Painted Kitchen Countertop

After the laundry room makeover, my cousin and I moved on to the other large project in her house -the kitchen. The kitchen had white cabinets, which was nice, but they were bland. No trim at all.

The kitchen was open to the dining room, which was also nice, and the dining room walls were a soft, sage green with white trim. I liked the color and the paint was fairly new so it didn't have to be repainted.

The big problems in the kitchen were the countertops, backsplash, and the bland cabinet doors. An attempt to update the countertops had been done; they were painted the same sage green. Ditto the backsplash! Having the walls, countertops, and backsplash all the same color made the kitchen look dated and a little cheap.

We decided to start with the countertops. I looked at all the options available. Replacing them with pre-made countertops was going to be too expensive. Obviously, stone would be really expensive, and she didn't want to use tile. That left re-painting them.

I looked at all the different types of countertop paints. Most required an artist's eye and the ability to make several layers of paint look like stone. At $150 these kits weren't really cheap, and if you didn't have the knack to make it look good then the money would be wasted.

I finally came across a product I thought had the greatest chance of success. The product is by Daich and is made to imitate a soapstone.

According to the video you can watch, you simply roll on a base coat of paint, roll on 2 layers of the rock chips, and then roll on 2 protective topcoats. No artistic design needed.
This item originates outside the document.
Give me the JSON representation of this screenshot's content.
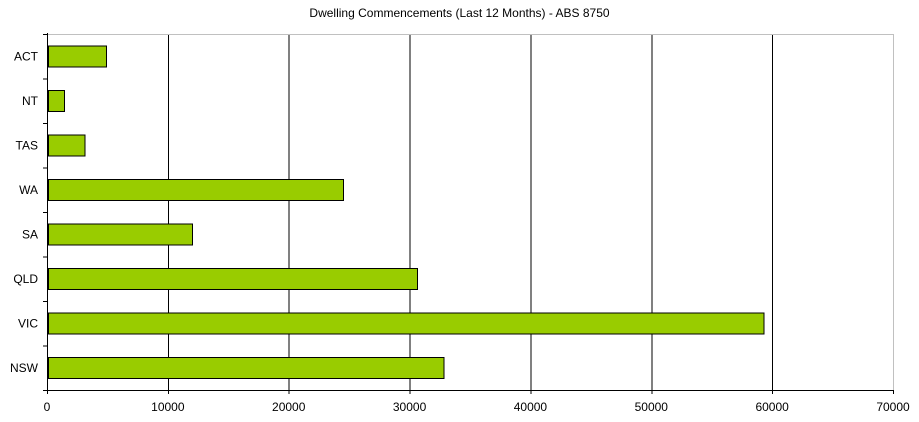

There are 6 or 7 different colors to choose from; we choose this one called "Natural White". It isn't a bright white, but a soft off-white.

I ordered one kit from Home Depot, and was pleased that it came in two days earlier than estimated. These are the countertops we started with.
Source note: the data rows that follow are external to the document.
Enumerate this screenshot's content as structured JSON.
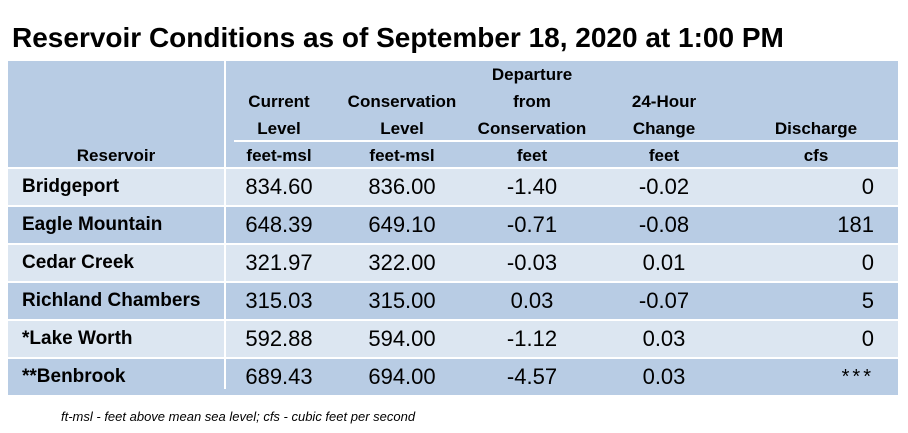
{
  "title": "Reservoir Conditions as of September 18, 2020 at 1:00 PM",
  "headers": [
    {
      "lines": [
        "",
        "",
        "",
        "Reservoir"
      ]
    },
    {
      "lines": [
        "",
        "Current",
        "Level",
        "feet-msl"
      ]
    },
    {
      "lines": [
        "",
        "Conservation",
        "Level",
        "feet-msl"
      ]
    },
    {
      "lines": [
        "Departure",
        "from",
        "Conservation",
        "feet"
      ]
    },
    {
      "lines": [
        "",
        "24-Hour",
        "Change",
        "feet"
      ]
    },
    {
      "lines": [
        "",
        "",
        "Discharge",
        "cfs"
      ]
    }
  ],
  "rows": [
    {
      "reservoir": "Bridgeport",
      "current": "834.60",
      "conservation": "836.00",
      "departure": "-1.40",
      "change": "-0.02",
      "discharge": "0"
    },
    {
      "reservoir": "Eagle Mountain",
      "current": "648.39",
      "conservation": "649.10",
      "departure": "-0.71",
      "change": "-0.08",
      "discharge": "181"
    },
    {
      "reservoir": "Cedar Creek",
      "current": "321.97",
      "conservation": "322.00",
      "departure": "-0.03",
      "change": "0.01",
      "discharge": "0"
    },
    {
      "reservoir": "Richland Chambers",
      "current": "315.03",
      "conservation": "315.00",
      "departure": "0.03",
      "change": "-0.07",
      "discharge": "5"
    },
    {
      "reservoir": "*Lake Worth",
      "current": "592.88",
      "conservation": "594.00",
      "departure": "-1.12",
      "change": "0.03",
      "discharge": "0"
    },
    {
      "reservoir": "**Benbrook",
      "current": "689.43",
      "conservation": "694.00",
      "departure": "-4.57",
      "change": "0.03",
      "discharge": "***"
    }
  ],
  "footnote": "ft-msl - feet above mean sea level; cfs - cubic feet per second",
  "colors": {
    "header_bg": "#b8cce4",
    "row_light": "#dce6f1",
    "row_dark": "#b8cce4"
  }
}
(Yes, that drawer front is missing, but that gets done another day). The first thing we had to do was sand the countertops to remove the shine. Then patch any cracks. As the surface of the countertop was the original late '60's formica, there were cracks! We filled them with spackle and then sanded it smooth when dry.

We also tapped off anything we didn't want painted and covered the sink and faucet with plastic. We planned to re-do the backsplash so it wasn't covered.
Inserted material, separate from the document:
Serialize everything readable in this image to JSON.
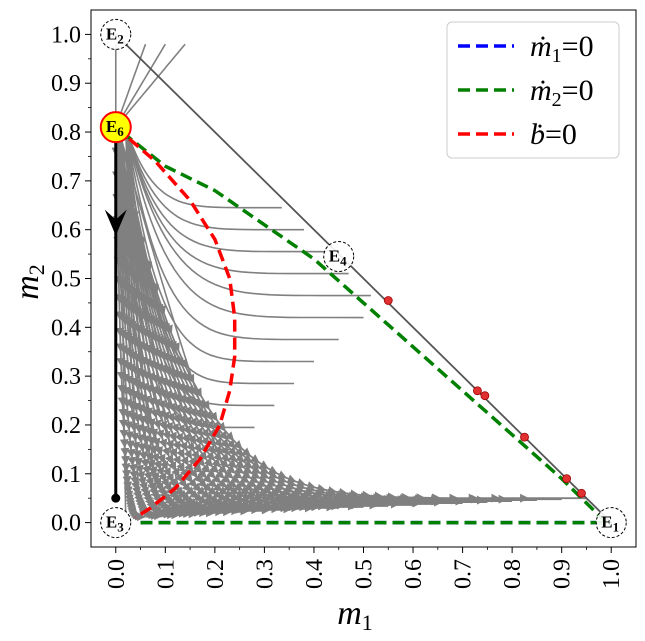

It was time to break out the kit! I was a little nervous as I had never tried this before and it cost $125 for the kit (and it wasn't my house). We rolled on the base layer of paint. It was very easy to do, a little thicker than standard paint; more like pudding. However, it rolled on easily and smoothly with no overlap lines. It also dried beautifully.

On to the stone layer. We found that having one person roll on the stone and the second person coming behind and moving the stone around with a plastic putty knife worked really well. The stone could easily be moved around so that it was spread out evenly.

It was also very easy to apply to the vertical edges of the countertop. We applied 2 coats of stone with drying time in-between. We let it dry overnight and sanded it the next day. We preferred a slight texture rather than a slick, smooth finish so the sanding didn't take a lot of time.

After applying 2 layers of topcoat, we were done! I will say that this was very easy and it looks just the way it is advertised! No special painting techniques, no special skills.

It has been 6 months since this was done and the countertops are still beautiful and look the same as the day we finished!

I am very pleased with this product and the kitchen countertops look great. Since we left a slight texture they also have the "feel" of stone. The countertops made a huge difference in the kitchen. Of course, we aren't done yet. We'll move on to the cabinets and backsplash next.